Bad Security Moon Rising
Nov 22, 2011 5:00 AM PT
All things considered, this past week has been hell on security professionals.
On Monday, AT&T Wireless announced that hackers used automatic scripts to target some subscribers in a bid to steal information stored in their online accounts. They apparently didn't succeed.
Hackers have breached security at utilities in Springfield, Ill., and in South Houston, Texas, in what might prove to be a sign of things to come.
Meanwhile, Norway's oil, gas and defense installations also were breached.
On the mobile front, security vendors are once again saying that Android is fast becoming a major mobile threat, echoing a warning that's growing all too familiar.
Cybermiscreants last week also made friending painful, flooding some Facebook users' accounts with porn and gore, eliciting complaints and, in some cases, cancellations.
Eager to come to grips with cybersecurity issues, the United States is seeking to criminalize violations of a given site's TOS on the one hand, and gunning for Chinese communications companies Huawei and ZTE on the other.
No Power to the People
A hacker apparently reconfigured the SCADA (supervisory control and data acquisition) system at a small water utility in Springfield, Ill., causing a pump to break down.
Another hacker, with the handle "pr0f," claimed to have cracked the system of a utility serving the city of South Houston and posted screenshots of its IT infrastructure.
SCADA systems are used in industries like electric utilities whose demands and processes aren't designed with security in mind, Joseph Weiss, managing partner at Applied Control Solutions, told TechNewsWorld.
Is Electric Utility Security a Damp Squib?
The utilities don't want to face the issue, Weiss alleged.
"I just held my latest annual conference on cyber control systems, and EPRI and NERC weren't there," Weiss said. "They don't want to hear this. It just doesn't make sense."
EPRI, the Electric Power Research Institute, is funded by electric utilities that together generate and distribute more than 90 percent of the electricity consumed in the United States. NERC,the North American Electric Reliability Corporation, ensures the reliability of the North American bulk power system.
EPRI didn't respond to requests for comment by press time.
Android's a Pain in the Mobile Device
Security experts have renewed warnings that Android malware poses a clear and present danger to mobile device users.
That's possibly tied in with the skyrocketing popularity of Android gadgets.
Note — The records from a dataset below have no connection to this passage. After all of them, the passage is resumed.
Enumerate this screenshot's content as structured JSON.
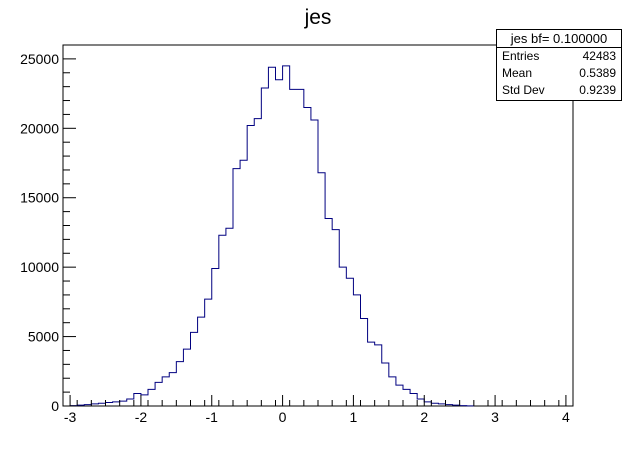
{
  "chart_data": {
    "type": "histogram",
    "title": "jes",
    "xlim": [
      -3.1,
      4.1
    ],
    "ylim": [
      0,
      26000
    ],
    "x_ticks": [
      -3,
      -2,
      -1,
      0,
      1,
      2,
      3,
      4
    ],
    "y_ticks": [
      0,
      5000,
      10000,
      15000,
      20000,
      25000
    ],
    "bin_width": 0.1,
    "bin_start": -3.0,
    "line_color": "#000080",
    "values": [
      30,
      60,
      100,
      150,
      200,
      250,
      300,
      350,
      500,
      900,
      800,
      1200,
      1700,
      2100,
      2400,
      3200,
      4100,
      5300,
      6400,
      7700,
      9900,
      12300,
      12800,
      17100,
      17700,
      20200,
      20700,
      22900,
      24400,
      23500,
      24500,
      22800,
      22800,
      21500,
      20600,
      16800,
      13500,
      12700,
      10000,
      9200,
      8000,
      6300,
      4600,
      4400,
      3100,
      2100,
      1500,
      1200,
      900,
      500,
      300,
      200,
      150,
      100,
      60,
      30,
      10
    ],
    "grid": false,
    "legend": "none"
  },
  "stats": {
    "title": "jes bf= 0.100000",
    "rows": [
      {
        "label": "Entries",
        "value": "42483"
      },
      {
        "label": "Mean",
        "value": "0.5389"
      },
      {
        "label": "Std Dev",
        "value": "0.9239"
      }
    ]
  }
}
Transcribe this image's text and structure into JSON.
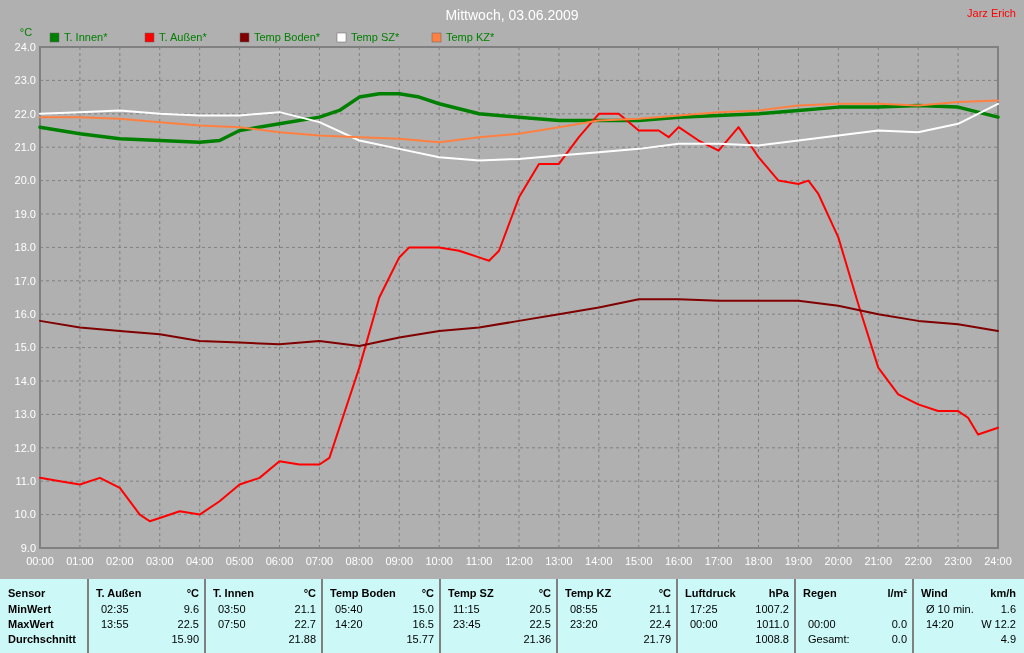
{
  "chart_data": {
    "type": "line",
    "title": "Mittwoch, 03.06.2009",
    "ylabel": "°C",
    "legend": "top",
    "grid": true,
    "line_style": "solid",
    "marker": "none",
    "xlim": [
      0,
      24
    ],
    "ylim": [
      9,
      24
    ],
    "xticks": [
      {
        "value": 0,
        "label": "00:00"
      },
      {
        "value": 1,
        "label": "01:00"
      },
      {
        "value": 2,
        "label": "02:00"
      },
      {
        "value": 3,
        "label": "03:00"
      },
      {
        "value": 4,
        "label": "04:00"
      },
      {
        "value": 5,
        "label": "05:00"
      },
      {
        "value": 6,
        "label": "06:00"
      },
      {
        "value": 7,
        "label": "07:00"
      },
      {
        "value": 8,
        "label": "08:00"
      },
      {
        "value": 9,
        "label": "09:00"
      },
      {
        "value": 10,
        "label": "10:00"
      },
      {
        "value": 11,
        "label": "11:00"
      },
      {
        "value": 12,
        "label": "12:00"
      },
      {
        "value": 13,
        "label": "13:00"
      },
      {
        "value": 14,
        "label": "14:00"
      },
      {
        "value": 15,
        "label": "15:00"
      },
      {
        "value": 16,
        "label": "16:00"
      },
      {
        "value": 17,
        "label": "17:00"
      },
      {
        "value": 18,
        "label": "18:00"
      },
      {
        "value": 19,
        "label": "19:00"
      },
      {
        "value": 20,
        "label": "20:00"
      },
      {
        "value": 21,
        "label": "21:00"
      },
      {
        "value": 22,
        "label": "22:00"
      },
      {
        "value": 23,
        "label": "23:00"
      },
      {
        "value": 24,
        "label": "24:00"
      }
    ],
    "yticks": [
      {
        "value": 9,
        "label": "9.0"
      },
      {
        "value": 10,
        "label": "10.0"
      },
      {
        "value": 11,
        "label": "11.0"
      },
      {
        "value": 12,
        "label": "12.0"
      },
      {
        "value": 13,
        "label": "13.0"
      },
      {
        "value": 14,
        "label": "14.0"
      },
      {
        "value": 15,
        "label": "15.0"
      },
      {
        "value": 16,
        "label": "16.0"
      },
      {
        "value": 17,
        "label": "17.0"
      },
      {
        "value": 18,
        "label": "18.0"
      },
      {
        "value": 19,
        "label": "19.0"
      },
      {
        "value": 20,
        "label": "20.0"
      },
      {
        "value": 21,
        "label": "21.0"
      },
      {
        "value": 22,
        "label": "22.0"
      },
      {
        "value": 23,
        "label": "23.0"
      },
      {
        "value": 24,
        "label": "24.0"
      }
    ],
    "series": [
      {
        "name": "T. Innen*",
        "color": "#008000",
        "x": [
          0,
          1,
          2,
          3,
          4,
          4.5,
          5,
          6,
          7,
          7.5,
          8,
          8.5,
          9,
          9.5,
          10,
          11,
          12,
          13,
          14,
          15,
          16,
          17,
          18,
          19,
          20,
          21,
          22,
          23,
          24
        ],
        "values": [
          21.6,
          21.4,
          21.25,
          21.2,
          21.15,
          21.2,
          21.5,
          21.7,
          21.9,
          22.1,
          22.5,
          22.6,
          22.6,
          22.5,
          22.3,
          22.0,
          21.9,
          21.8,
          21.8,
          21.8,
          21.9,
          21.95,
          22.0,
          22.1,
          22.2,
          22.2,
          22.25,
          22.2,
          21.9
        ]
      },
      {
        "name": "T. Außen*",
        "color": "#ff0000",
        "x": [
          0,
          0.5,
          1,
          1.5,
          2,
          2.5,
          2.75,
          3,
          3.5,
          4,
          4.5,
          5,
          5.5,
          6,
          6.5,
          7,
          7.25,
          7.5,
          8,
          8.5,
          9,
          9.25,
          10,
          10.5,
          11,
          11.25,
          11.5,
          12,
          12.5,
          13,
          13.5,
          14,
          14.5,
          15,
          15.5,
          15.75,
          16,
          16.5,
          17,
          17.5,
          18,
          18.5,
          19,
          19.25,
          19.5,
          20,
          20.5,
          21,
          21.5,
          22,
          22.5,
          23,
          23.25,
          23.5,
          24
        ],
        "values": [
          11.1,
          11.0,
          10.9,
          11.1,
          10.8,
          10.0,
          9.8,
          9.9,
          10.1,
          10.0,
          10.4,
          10.9,
          11.1,
          11.6,
          11.5,
          11.5,
          11.7,
          12.6,
          14.4,
          16.5,
          17.7,
          18.0,
          18.0,
          17.9,
          17.7,
          17.6,
          17.9,
          19.5,
          20.5,
          20.5,
          21.3,
          22.0,
          22.0,
          21.5,
          21.5,
          21.3,
          21.6,
          21.2,
          20.9,
          21.6,
          20.7,
          20.0,
          19.9,
          20.0,
          19.6,
          18.3,
          16.3,
          14.4,
          13.6,
          13.3,
          13.1,
          13.1,
          12.9,
          12.4,
          12.6
        ]
      },
      {
        "name": "Temp Boden*",
        "color": "#800000",
        "x": [
          0,
          1,
          2,
          3,
          4,
          5,
          6,
          7,
          8,
          9,
          10,
          11,
          12,
          13,
          14,
          15,
          16,
          17,
          18,
          19,
          20,
          21,
          22,
          23,
          24
        ],
        "values": [
          15.8,
          15.6,
          15.5,
          15.4,
          15.2,
          15.15,
          15.1,
          15.2,
          15.05,
          15.3,
          15.5,
          15.6,
          15.8,
          16.0,
          16.2,
          16.45,
          16.45,
          16.4,
          16.4,
          16.4,
          16.25,
          16.0,
          15.8,
          15.7,
          15.5
        ]
      },
      {
        "name": "Temp SZ*",
        "color": "#ffffff",
        "x": [
          0,
          1,
          2,
          3,
          4,
          5,
          6,
          7,
          8,
          9,
          10,
          11,
          12,
          13,
          14,
          15,
          16,
          17,
          18,
          19,
          20,
          21,
          22,
          23,
          24
        ],
        "values": [
          22.0,
          22.05,
          22.1,
          22.0,
          21.95,
          21.95,
          22.05,
          21.75,
          21.2,
          20.95,
          20.7,
          20.6,
          20.65,
          20.75,
          20.85,
          20.95,
          21.1,
          21.1,
          21.05,
          21.2,
          21.35,
          21.5,
          21.45,
          21.7,
          22.3
        ]
      },
      {
        "name": "Temp KZ*",
        "color": "#ff8040",
        "x": [
          0,
          1,
          2,
          3,
          4,
          5,
          6,
          7,
          8,
          9,
          10,
          11,
          12,
          13,
          14,
          15,
          16,
          17,
          18,
          19,
          20,
          21,
          22,
          23,
          24
        ],
        "values": [
          21.9,
          21.9,
          21.85,
          21.75,
          21.65,
          21.6,
          21.45,
          21.35,
          21.3,
          21.25,
          21.15,
          21.3,
          21.4,
          21.6,
          21.8,
          21.85,
          21.95,
          22.05,
          22.1,
          22.25,
          22.3,
          22.3,
          22.25,
          22.35,
          22.4
        ]
      }
    ],
    "annotations": [
      "Jarz Erich",
      "Sensor",
      "MinWert",
      "MaxWert",
      "Durchschnitt",
      "T. Außen",
      "°C",
      "02:35",
      "9.6",
      "13:55",
      "22.5",
      null,
      "15.90",
      "T. Innen",
      "°C",
      "03:50",
      "21.1",
      "07:50",
      "22.7",
      null,
      "21.88",
      "Temp Boden",
      "°C",
      "05:40",
      "15.0",
      "14:20",
      "16.5",
      null,
      "15.77",
      "Temp SZ",
      "°C",
      "11:15",
      "20.5",
      "23:45",
      "22.5",
      null,
      "21.36",
      "Temp KZ",
      "°C",
      "08:55",
      "21.1",
      "23:20",
      "22.4",
      null,
      "21.79",
      "Luftdruck",
      "hPa",
      "17:25",
      "1007.2",
      "00:00",
      "1011.0",
      null,
      "1008.8",
      "Regen",
      "l/m²",
      null,
      null,
      "00:00",
      "0.0",
      "Gesamt:",
      "0.0",
      "Wind",
      "km/h",
      "Ø 10 min.",
      "1.6",
      "14:20",
      "W 12.2",
      null,
      "4.9"
    ]
  }
}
They accounted for more than 52 percent of smartphone sales to end users worldwide in the third quarter, more than doubling market share year over year, according to Gartner.
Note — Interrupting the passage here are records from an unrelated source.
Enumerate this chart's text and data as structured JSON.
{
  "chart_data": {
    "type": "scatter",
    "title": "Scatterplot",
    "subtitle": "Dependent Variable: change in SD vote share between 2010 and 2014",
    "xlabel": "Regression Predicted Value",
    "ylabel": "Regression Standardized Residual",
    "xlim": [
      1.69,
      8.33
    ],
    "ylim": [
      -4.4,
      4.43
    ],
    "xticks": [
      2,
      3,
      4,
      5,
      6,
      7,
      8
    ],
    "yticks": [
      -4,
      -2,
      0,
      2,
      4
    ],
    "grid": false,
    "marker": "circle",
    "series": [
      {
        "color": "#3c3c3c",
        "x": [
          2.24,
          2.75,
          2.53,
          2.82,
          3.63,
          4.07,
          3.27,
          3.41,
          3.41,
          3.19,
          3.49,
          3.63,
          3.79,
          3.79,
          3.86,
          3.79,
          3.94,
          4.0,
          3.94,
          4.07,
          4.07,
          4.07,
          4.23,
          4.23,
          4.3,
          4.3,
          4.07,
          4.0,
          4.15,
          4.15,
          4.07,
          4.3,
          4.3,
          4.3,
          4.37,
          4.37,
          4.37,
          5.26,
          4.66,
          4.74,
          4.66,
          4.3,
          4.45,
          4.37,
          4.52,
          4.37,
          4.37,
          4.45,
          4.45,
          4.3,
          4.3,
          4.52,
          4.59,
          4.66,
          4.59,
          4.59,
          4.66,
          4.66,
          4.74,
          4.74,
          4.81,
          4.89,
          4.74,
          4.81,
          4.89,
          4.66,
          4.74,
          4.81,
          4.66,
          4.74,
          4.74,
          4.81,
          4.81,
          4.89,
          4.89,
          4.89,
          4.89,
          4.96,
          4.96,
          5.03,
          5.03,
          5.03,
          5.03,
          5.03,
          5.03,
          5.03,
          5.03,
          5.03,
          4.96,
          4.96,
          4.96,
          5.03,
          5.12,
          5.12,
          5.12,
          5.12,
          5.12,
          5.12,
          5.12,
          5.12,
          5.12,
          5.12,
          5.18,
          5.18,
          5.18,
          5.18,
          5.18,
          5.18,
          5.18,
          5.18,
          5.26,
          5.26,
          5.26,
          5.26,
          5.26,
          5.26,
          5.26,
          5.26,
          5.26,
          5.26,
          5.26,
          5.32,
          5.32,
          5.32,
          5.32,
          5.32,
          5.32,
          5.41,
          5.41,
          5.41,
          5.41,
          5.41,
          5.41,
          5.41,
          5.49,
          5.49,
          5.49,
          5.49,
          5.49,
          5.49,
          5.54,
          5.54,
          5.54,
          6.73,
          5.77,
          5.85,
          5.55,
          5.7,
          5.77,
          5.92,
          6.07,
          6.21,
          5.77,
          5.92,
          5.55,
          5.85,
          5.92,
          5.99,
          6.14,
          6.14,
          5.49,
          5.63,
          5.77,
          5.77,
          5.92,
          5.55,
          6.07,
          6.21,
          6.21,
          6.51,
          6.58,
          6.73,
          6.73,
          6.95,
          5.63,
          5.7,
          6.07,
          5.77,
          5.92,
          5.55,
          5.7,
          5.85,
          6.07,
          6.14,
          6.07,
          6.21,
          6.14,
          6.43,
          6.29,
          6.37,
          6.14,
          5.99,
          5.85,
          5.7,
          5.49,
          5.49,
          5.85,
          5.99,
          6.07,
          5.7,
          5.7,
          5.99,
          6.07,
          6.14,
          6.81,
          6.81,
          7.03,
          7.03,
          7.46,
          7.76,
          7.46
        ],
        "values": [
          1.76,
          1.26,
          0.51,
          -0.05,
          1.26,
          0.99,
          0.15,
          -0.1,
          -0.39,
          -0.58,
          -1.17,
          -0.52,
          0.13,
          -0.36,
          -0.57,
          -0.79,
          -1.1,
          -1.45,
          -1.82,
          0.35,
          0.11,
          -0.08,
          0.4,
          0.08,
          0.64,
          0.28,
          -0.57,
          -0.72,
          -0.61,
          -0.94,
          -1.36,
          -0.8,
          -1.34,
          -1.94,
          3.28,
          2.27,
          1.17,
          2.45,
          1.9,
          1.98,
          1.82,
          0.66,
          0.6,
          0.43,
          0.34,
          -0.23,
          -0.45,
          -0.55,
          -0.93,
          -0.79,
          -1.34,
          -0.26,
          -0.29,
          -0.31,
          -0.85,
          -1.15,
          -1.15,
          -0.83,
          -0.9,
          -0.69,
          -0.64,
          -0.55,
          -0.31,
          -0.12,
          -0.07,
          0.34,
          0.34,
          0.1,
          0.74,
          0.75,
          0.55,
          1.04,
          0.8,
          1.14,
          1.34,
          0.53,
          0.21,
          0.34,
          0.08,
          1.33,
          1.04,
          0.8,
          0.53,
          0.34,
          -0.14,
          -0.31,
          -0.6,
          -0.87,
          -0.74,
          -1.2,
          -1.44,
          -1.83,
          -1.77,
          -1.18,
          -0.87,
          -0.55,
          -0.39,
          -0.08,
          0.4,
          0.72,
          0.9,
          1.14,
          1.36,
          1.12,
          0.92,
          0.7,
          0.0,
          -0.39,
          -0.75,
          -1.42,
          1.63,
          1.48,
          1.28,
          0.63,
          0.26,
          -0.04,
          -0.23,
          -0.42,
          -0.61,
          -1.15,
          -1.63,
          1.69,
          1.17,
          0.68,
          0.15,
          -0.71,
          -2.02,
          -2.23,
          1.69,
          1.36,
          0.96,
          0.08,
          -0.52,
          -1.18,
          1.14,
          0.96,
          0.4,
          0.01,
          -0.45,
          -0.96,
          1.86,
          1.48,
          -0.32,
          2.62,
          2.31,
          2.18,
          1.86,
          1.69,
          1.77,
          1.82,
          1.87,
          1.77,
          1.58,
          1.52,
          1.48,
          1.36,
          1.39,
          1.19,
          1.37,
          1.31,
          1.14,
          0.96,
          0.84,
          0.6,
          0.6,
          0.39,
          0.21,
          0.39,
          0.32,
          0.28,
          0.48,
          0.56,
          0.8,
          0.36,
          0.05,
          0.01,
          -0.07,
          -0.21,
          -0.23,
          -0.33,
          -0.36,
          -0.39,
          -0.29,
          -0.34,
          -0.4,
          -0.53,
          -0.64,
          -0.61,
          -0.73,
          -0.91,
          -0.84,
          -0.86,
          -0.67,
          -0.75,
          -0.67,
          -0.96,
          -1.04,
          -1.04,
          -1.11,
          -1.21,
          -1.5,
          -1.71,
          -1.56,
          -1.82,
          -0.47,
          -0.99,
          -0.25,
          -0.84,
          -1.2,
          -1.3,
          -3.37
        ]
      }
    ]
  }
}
However, they're also becoming a increasingly popular target for malware, according to recent studies produced by Juniper Networks and McAfee.
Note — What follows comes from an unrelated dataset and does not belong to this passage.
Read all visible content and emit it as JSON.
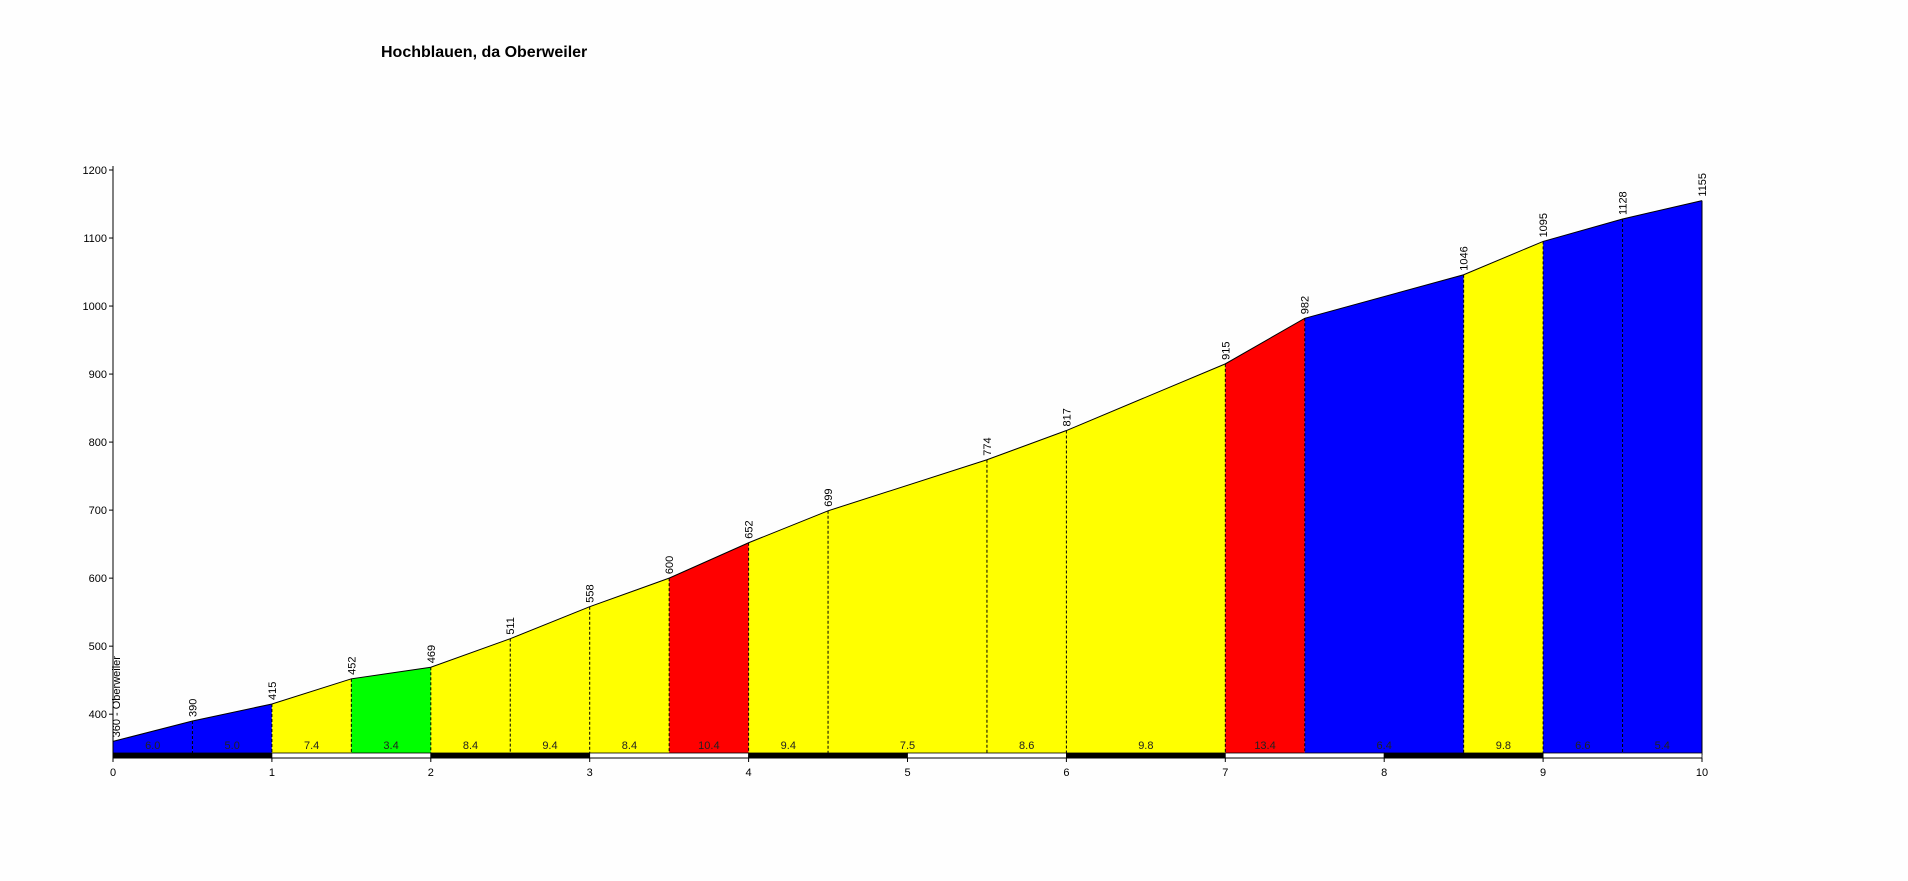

Security experts partially blame Google's laissez-faire attitude toward vetting Android apps for the maladies, and they're once again voicing concern on that issue.
Subverting Facebook Friendships
Facebook was hit hard this past week by hackers that managed to pepper some members' News Feeds with images that were gory, pornographic or, in some cases, both.
"This particular outbreak of inappropriate imagery could [lead to] a second, third or deeper wave of attacks that keep riding on one another in a never-ending cycle," Armando Carillo Jr., Web media manager at Zvelo, told TechNewsWorld.
Fly Like an Eagle
American lawmakers are responding to the multifarious cyberthreats facing the U.S.
The U.S. House of Representatives' committee on intelligence has begun investigating a possible threat from the penetration of Chinese owned-telecoms companies, including Huawei and ZTE, into U.S. telecommunications infrastructure.
Meanwhile, the U.S. Defense Department has renewed warnings that the country reserves the right to retaliate with military force against a cyberattack.
Finally, the U.S. Department of Justice has begun seeking harsher penalties for various unlawful online activities. It's also seeking to make it a crime to violate websites' terms of service, a measure that could theoretically criminalize the use of an alias when creating a profile on a site.
The DoJ told Congress that this measure's necessary in order to stop unauthorized access by insiders to sensitive information.
That has privacy advocates worried.
"There's a lot of people who, for legitimate reasons, assume a different identity online," Gregory Nojeim, director of the project on freedom for the Center for Democracy and Technology, told TechNewsWorld.